Si avant le lancement de l’étude, on ne constatait pas de différence au niveau de la fonction pulmonaire, des exacerbations des problèmes pulmonaires ou des hospitalisations entre patients, les chercheurs ont pu constater qu’après 3 ans, ceux qui prenaient le Kalydeco bénéficiaient d’une fonction pulmonaire sensiblement plus importante que ceux qui n’avaient pas pris le médicament. Il a également fallu constater  qu’après une augmentation initiale de la fonction pulmonaire, celle-ci diminuait à nouveau par la suite. D’autres études indiquent qu’après environ cinq ans environ, la fonction pulmonaire est revenue au niveau qui précède la prise de Kalydeco, une conséquence de l’évolution naturelle de la mucoviscidose. Toutefois, cette diminution de la fonction pulmonaire se déroule de manière bien plus lente que chez les personnes qui ne prennent pas de Kalydeco.

D’autres paramètres sont également bien plus favorables chez les personnes qui prennent le Kalydeco : elles courent moins de risque d’être hospitalisées (quelle qu’en soit la raison) ou de connaître une exacerbation d’infection pulmonaire. Le risque de décès ou de transplantation pulmonaire était également beaucoup moins élevé comparativement aux personnes n’ayant pas bénéficié du Kalydeco (voir graphique). D’autre part, les personnes qui prenaient le Kalydeco rencontraient également moins de complications liées à la mucoviscidose comme un diabète, une maladie hépatique ou une dépression.

Au niveau des infections, il y a également tout à gagner à utiliser le Kalydeco. Une autre étude (276 personnes atteintes de mucoviscidose suivies sur 3 ans) a montré que les patients qui prenaient du Kalydeco étaient moins facilement infectés au P. aeruginosa que ceux qui n’en prenaient pas. De plus, ceux qui avaient contracté une infection au P. aeruginosa parvenaient le plus souvent à s’en débarrasser, contrairement à ceux qui ne prenaient pas de Kalydeco. Ces découvertes valent également pour le S. aureus et le champignon Aspergillus. Les résultats de cette étude sont à lire ici (en anglais).

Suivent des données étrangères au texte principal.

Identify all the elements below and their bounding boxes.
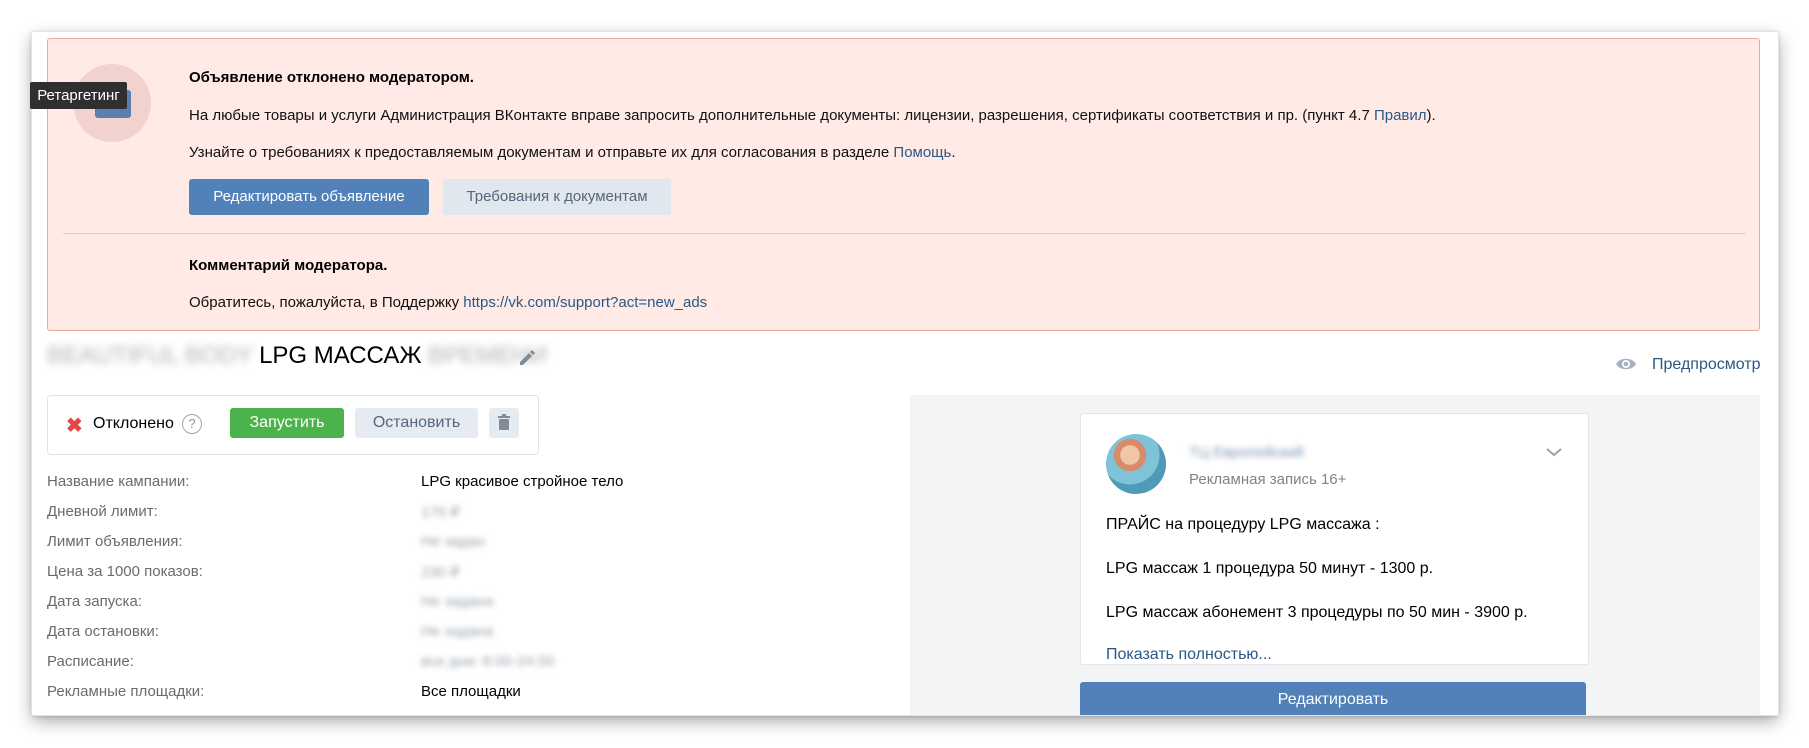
avatar[interactable]	[1106, 434, 1166, 494]
info-label: Рекламные площадки:	[47, 683, 205, 700]
alert-line2-tail: .	[951, 144, 956, 161]
ad-title: BEAUTIFUL BODY LPG МАССАЖ ВРЕМЕНИ	[47, 342, 547, 370]
status-card: ✖ Отклонено ? Запустить Остановить	[47, 395, 539, 455]
document-requirements-button[interactable]: Требования к документам	[443, 179, 671, 215]
alert-line2-text: Узнайте о требованиях к предоставляемым …	[189, 144, 894, 161]
info-label: Цена за 1000 показов:	[47, 563, 203, 580]
help-link[interactable]: Помощь	[893, 144, 951, 161]
launch-button[interactable]: Запустить	[230, 408, 344, 438]
status-text: Отклонено	[93, 415, 174, 432]
x-icon: ✖	[66, 415, 83, 437]
info-value: Не задана	[421, 623, 494, 640]
preview-panel: ТЦ Европейский Рекламная запись 16+ ПРАЙ…	[910, 395, 1760, 715]
info-label: Дата остановки:	[47, 623, 159, 640]
alert-documents-text: На любые товары и услуги Администрация В…	[189, 107, 1436, 124]
edit-post-button[interactable]: Редактировать	[1080, 682, 1586, 715]
eye-icon	[1616, 358, 1636, 370]
info-value: LPG красивое стройное тело	[421, 473, 624, 490]
rules-link[interactable]: Правил	[1374, 107, 1427, 124]
support-link[interactable]: https://vk.com/support?act=new_ads	[463, 294, 707, 311]
post-subtitle: Рекламная запись 16+	[1189, 471, 1347, 488]
alert-divider	[63, 233, 1746, 234]
retargeting-tooltip: Ретаргетинг	[30, 82, 127, 109]
moderator-comment-title: Комментарий модератора.	[189, 257, 388, 274]
moderator-comment-body: Обратитесь, пожалуйста, в Поддержку	[189, 294, 464, 311]
show-more-link[interactable]: Показать полностью...	[1106, 646, 1272, 664]
post-text-line: ПРАЙС на процедуру LPG массажа :	[1106, 516, 1380, 533]
info-value: 170 ₽	[421, 504, 460, 521]
info-value: Все площадки	[421, 683, 521, 700]
post-card: ТЦ Европейский Рекламная запись 16+ ПРАЙ…	[1080, 413, 1589, 665]
info-label: Название кампании:	[47, 473, 190, 490]
info-label: Расписание:	[47, 653, 134, 670]
chevron-down-icon[interactable]	[1545, 446, 1563, 458]
rejection-alert: Объявление отклонено модератором. На люб…	[47, 38, 1760, 331]
stop-button[interactable]: Остановить	[355, 408, 478, 438]
alert-title: Объявление отклонено модератором.	[189, 69, 474, 86]
preview-link[interactable]: Предпросмотр	[1652, 356, 1761, 374]
trash-icon[interactable]	[489, 408, 519, 438]
help-icon[interactable]: ?	[182, 414, 202, 434]
alert-help-text: Узнайте о требованиях к предоставляемым …	[189, 144, 956, 161]
alert-line1-tail: ).	[1426, 107, 1436, 124]
post-text-line: LPG массаж 1 процедура 50 минут - 1300 р…	[1106, 560, 1434, 577]
info-value: все дни: 8:00-24:00	[421, 653, 555, 670]
info-value: 230 ₽	[421, 564, 460, 581]
trash-glyph	[498, 414, 510, 430]
post-text-line: LPG массаж абонемент 3 процедуры по 50 м…	[1106, 604, 1528, 621]
info-value: Не задан	[421, 533, 485, 550]
edit-ad-button[interactable]: Редактировать объявление	[189, 179, 429, 215]
ad-window: Объявление отклонено модератором. На люб…	[32, 32, 1778, 715]
pencil-icon[interactable]	[516, 346, 538, 368]
alert-line1-text: На любые товары и услуги Администрация В…	[189, 107, 1374, 124]
info-label: Дата запуска:	[47, 593, 142, 610]
ad-title-main: LPG МАССАЖ	[259, 342, 422, 369]
info-label: Дневной лимит:	[47, 503, 158, 520]
post-author[interactable]: ТЦ Европейский	[1189, 444, 1304, 461]
info-label: Лимит объявления:	[47, 533, 183, 550]
info-value: Не задана	[421, 593, 494, 610]
moderator-comment-text: Обратитесь, пожалуйста, в Поддержку http…	[189, 294, 707, 311]
ad-title-prefix: BEAUTIFUL BODY	[47, 342, 253, 369]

Dans le même temps, on s’est également penché sur l’expérience des personnes atteintes de mucoviscidose qui prennent du Kalydeco. Voici le témoignage d’Anna, une étudiante qui prend du Kalydeco depuis l’adolescence : “J’ai eu la chance de pouvoir me soigner avec des modulateurs dès mon plus jeune âge. Depuis le jour où j’ai commencé à prendre un modulateur, ma fonction pulmonaire n’a plus régressé. Le pourcentage a parfois un peu augmenté ou un peu diminué, mais sans jamais se dégrader complètement. Je trouve aussi qu’il est beaucoup beaucoup plus facile de prendre du poids.” Elle raconte aussi tout ce qu’elle a pu réaliser grâce à la prise du Kalydeco. “J’ai pu voyager à travers le monde avec mes amis (avec néanmoins toujours un sac à dos plein de médicaments !). Mais c’est déjà énorme en soi. J’ai également couru un semi-marathon, mon plus grand étant de parvenir à courir un marathon. Ce serait un véritable défi qui permettrait surtout de montrer l’impact d’un modulateur.” Anna explique que le traitement par modulateur a changé sa vision de la vie. “J’ai de grandes attentes pour l’avenir, et je ne considère pas mon existence comme différente de celles des autres.” Elle ajoute : “Cela transforme complètement votre regard sur l’avenir.”